Throughout the past few years I have had the pleasure of meeting in person many of the families and activists fighting to change an inherently unjust system and save our children along the way.
These meetings have filled my heart and fueled me and served to strengthen at my core my resolve to be part of this change. I have sat, stood and lunched with greatness. I have shared both tears and laughter as we shared in our grief and our successes. Some of which would never be celebrated by someone who didn’t “get” it. Like the significance of your child allowing you to hold her hand. Or walk with only that assistance.
Some of these people have become the people I now count among my closest friends. They are my village. More importantly they are Haley’s village. We inspire one another to do better, to be better, to fight harder, to expose more of our journey and our pain.
Grateful doesn’t begin to account for how I feel for these people who were once strangers just traveling a parallel path. As one of them wisely told me “Fate is seldom wrong”. Fate has brought us all together and together we will do better than we could have without one another.

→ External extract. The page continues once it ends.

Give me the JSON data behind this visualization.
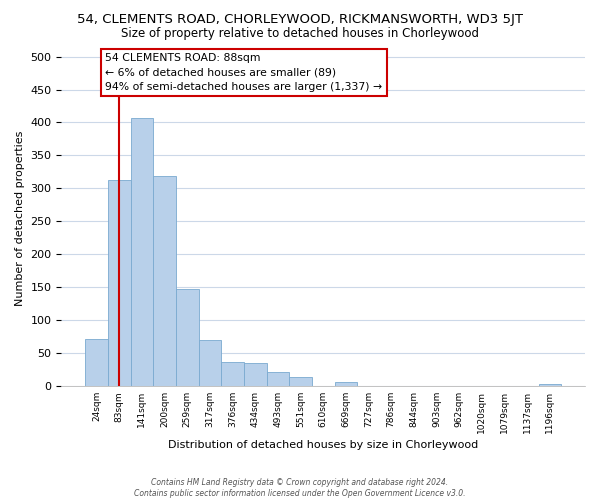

To my friends, to my village, to the ones I’ve been blessed to meet and the ones I haven’t yet, thank you. Thank you for being on this journey with us. With all of it’s ups and downs, hills and valleys (that often happen in a single day, sometimes a single hour). Thank you for not just bearing witness to our pain but sharing in it. Sharing yours when you think it’s needed. And celebrating the successes together.
Thank you for the poignant moments and the humorous ones. For supporting me when I couldn’t support myself. For caring so intensely about a little girl and her struggle to survive in a world that seems intent on making that more difficult.
Thank you to the families that have bared their journeys. That have shared their most vulnerable moments in an effort to show others they are not alone.
Thank you to the parents and friends of Haley’s who help her feel like just another kid by including her when it would be easier not to. For teaching your children that different isn’t scary. That compassion and empathy matter.
And thank you to the activists who work too hard for too little reward. But use an image of a little 7 year old girl advocating for herself as fuel to drive a little further today than we did yesterday.
One love to you all. Our village. Greatness lives in each and every one of you and I am humbled and honored that you share it with my family.